On December 1, 2024, the documentary was selected to be the Closing Film of Electric Shadows: Leicester Chinese Film Festival 2024, presented by De Montfort University. The screening took place at the Phoenix Cinema and Arts Centre. This was the first public screening of its final cut in the United Kingdom after its release in mainland China. Six more preview screenings were arranged in Oxford, Hereford, Birmingham, Manchester, Leeds and Glasgow between January and early March as a required practice to be eligible to enter the 2025 BAFTA Film Award competition.

=== UK Theatrical Release ===
The documentary finally held its UK Premiere on 17 March at the historical Regent Street Cinema, the birthplace of UK cinema-going, a place where it used to train veterans to become cinema projectionists during both wars. The film was released at limited UK cinemas from 20 March 2025. It has been certified by the BBFC as 12A. Due to another Chinese blockbuster film and Disney's Snow White being released at around the same time, and mainstream cinema chains have a preference in blockbusters fiction films, the first roll-out of the distribution took place on 24 March 2025 across 14 cities with Everyman Cinemas exclusively.

=== UK and Ireland Online Release ===
The UK and Ireland distributor released the film for exclusive online streaming via its own platform "Odyssey" on 15 August 2025, the 80th Anniversary of VJ Day, as a gesture to commoerate the tradic war event.

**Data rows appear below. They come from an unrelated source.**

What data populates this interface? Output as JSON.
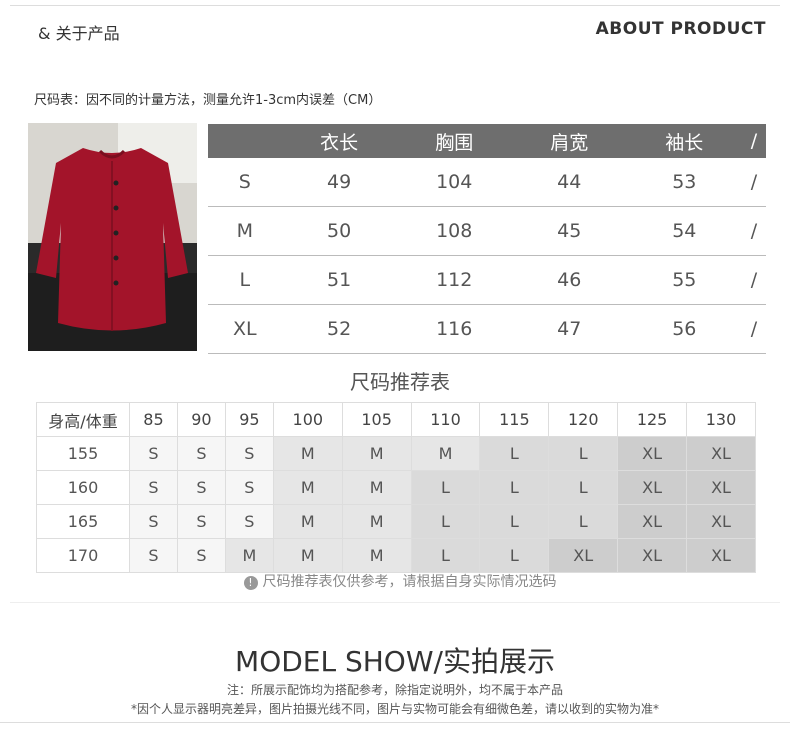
{
  "header": {
    "left": "& 关于产品",
    "right": "ABOUT PRODUCT"
  },
  "note": "尺码表：因不同的计量方法，测量允许1-3cm内误差（CM）",
  "size_table": {
    "headers": [
      "",
      "衣长",
      "胸围",
      "肩宽",
      "袖长",
      "/"
    ],
    "rows": [
      [
        "S",
        "49",
        "104",
        "44",
        "53",
        "/"
      ],
      [
        "M",
        "50",
        "108",
        "45",
        "54",
        "/"
      ],
      [
        "L",
        "51",
        "112",
        "46",
        "55",
        "/"
      ],
      [
        "XL",
        "52",
        "116",
        "47",
        "56",
        "/"
      ]
    ]
  },
  "rec_title": "尺码推荐表",
  "rec_table": {
    "headers": [
      "身高/体重",
      "85",
      "90",
      "95",
      "100",
      "105",
      "110",
      "115",
      "120",
      "125",
      "130"
    ],
    "rows": [
      [
        "155",
        "S",
        "S",
        "S",
        "M",
        "M",
        "M",
        "L",
        "L",
        "XL",
        "XL"
      ],
      [
        "160",
        "S",
        "S",
        "S",
        "M",
        "M",
        "L",
        "L",
        "L",
        "XL",
        "XL"
      ],
      [
        "165",
        "S",
        "S",
        "S",
        "M",
        "M",
        "L",
        "L",
        "L",
        "XL",
        "XL"
      ],
      [
        "170",
        "S",
        "S",
        "M",
        "M",
        "M",
        "L",
        "L",
        "XL",
        "XL",
        "XL"
      ]
    ]
  },
  "tip": {
    "icon": "!",
    "text": "尺码推荐表仅供参考，请根据自身实际情况选码"
  },
  "model_title": "MODEL SHOW/实拍展示",
  "note1": "注：所展示配饰均为搭配参考，除指定说明外，均不属于本产品",
  "note2": "*因个人显示器明亮差异，图片拍摄光线不同，图片与实物可能会有细微色差，请以收到的实物为准*",
  "colors": {
    "header_bg": "#6e6e6e",
    "garment": "#a3142a"
  }
}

=== Special and Limited Edition Blu-ray Release ===
The end of WWII 80th Anniversary special and limited edition of Blu-ray will be released on 25 December 2025, the same day as the Fall of Hong Kong.

== Reception ==
=== Critical response ===
In China, the film became a box office hit, with remarkably high user ratings of 9.3 on movie site Douban and 9.6 on ticketing app Maoyan.

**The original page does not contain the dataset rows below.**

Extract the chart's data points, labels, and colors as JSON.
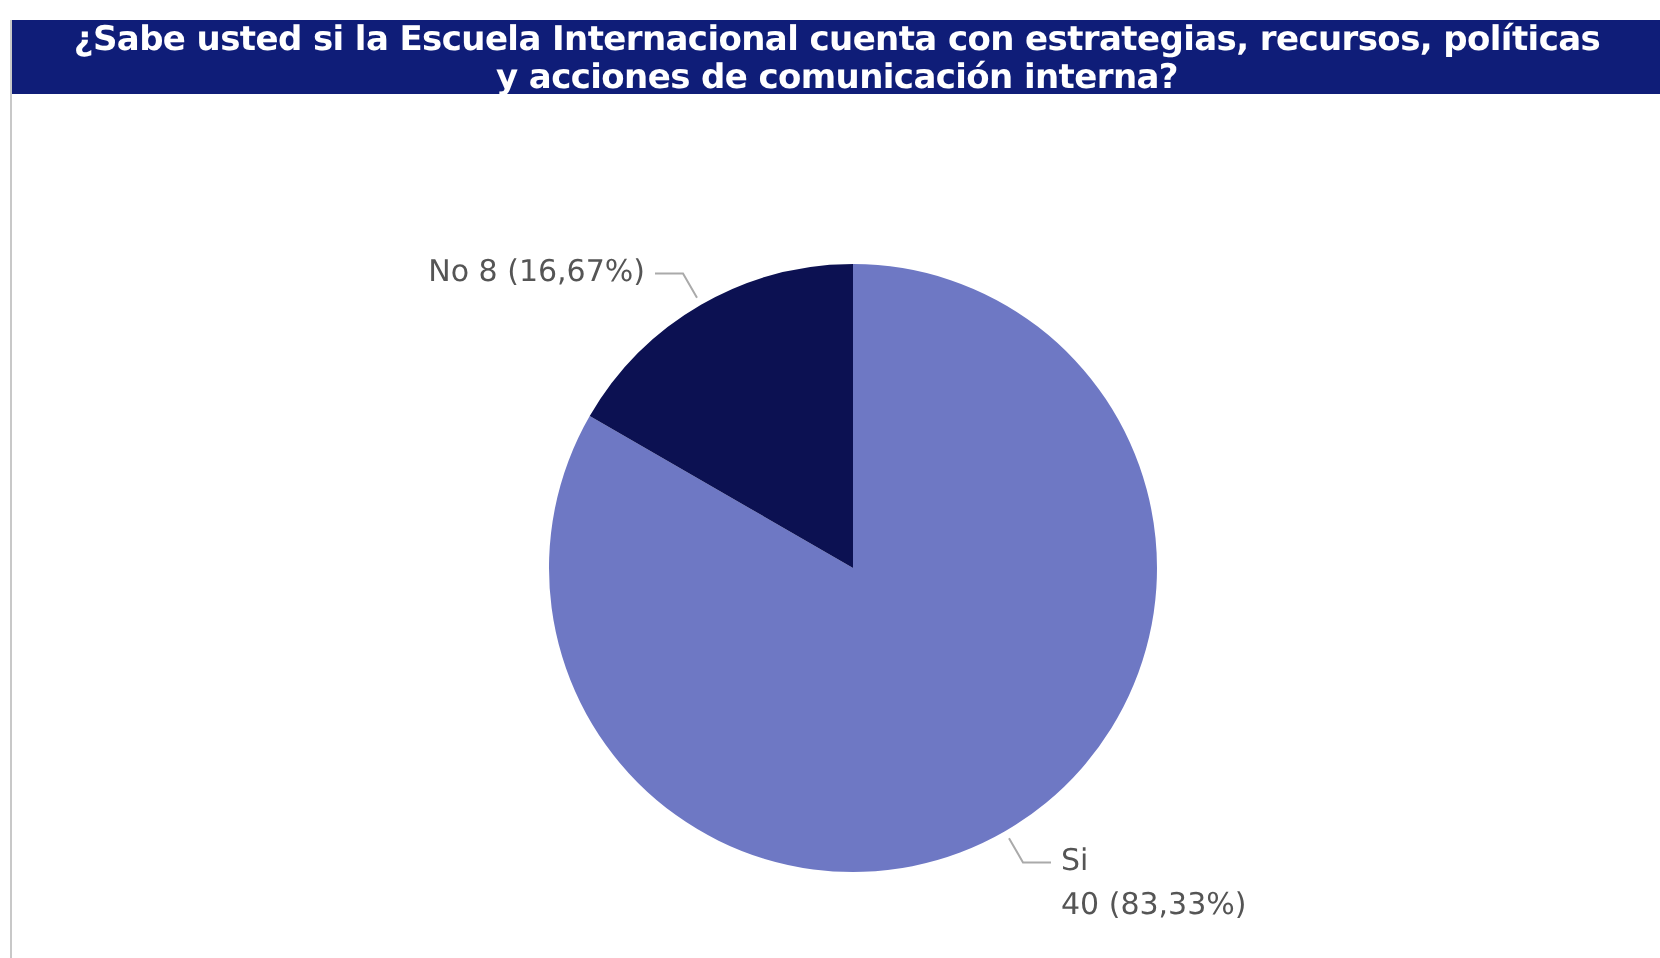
{
  "chart_data": {
    "type": "pie",
    "title": "¿Sabe usted si la Escuela Internacional cuenta con estrategias, recursos, políticas y acciones de comunicación interna?",
    "categories": [
      "Si",
      "No"
    ],
    "values": [
      40,
      8
    ],
    "colors": [
      "#6e78c4",
      "#0c1152"
    ],
    "value_labels": [
      "40 (83,33%)",
      "8 (16,67%)"
    ],
    "legend": false
  }
}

The film is rated 8.4/10 on IMDB. Deadline Hollywood describes it a film that "tells incredible WWII story of villainy and heroism", The Hollywood Reporter highlights how the heart of this "often gripping and heartbreaking film" is director Fang Li's personal passion of the untold story; Screen International describes it as a "gripping survival story... best suited to the small screen"; while Variety praises the "gorgeous painterly, hand-drawn animation" but concludes it "lacks the rigor its subject matter deserves." The Contending describes it as "the best documentary I have seen this year." The Times describes it as "a story of individual courage and compassion... an extraordinary, unusual film." The Guardian describes the film as "British wartime tragedy told with potent empathy". The People's Movie writes, "once you’ve seen this film, you’ll never forget the name Lisbon Maru—or what happened".

=== Accolades ===
The film won Best Documentary/Science and Education Film at the 37th Golden Rooster Awards, often referred to as China’s equivalent to the Academy Awards. It was also featured in the Asian World Film Festival 2024 Slate.

The film was originally chosen as the Chinese entry for Best International Feature Film at the 97th Academy Awards without the director's knowledge. In late October 2024, it was announced that the submission had been disqualified by the Academy of Motion Picture Arts and Sciences, due to the film not meeting the minimum non-English language requirement. Following the disqualification, production company Laurel Films resubmitted the film for consideration in the Best Documentary Feature Film category, where it was subsequently deemed eligible. However, the film did not advance to the December shortlist of 15 documentary feature films, determined by the Academy's documentary branch.

It was also submitted for consideration for the 2025 BAFTA Film Awards in the Best Documentary category, but it did not advance to the official longlist, as announced on January 3, 2025.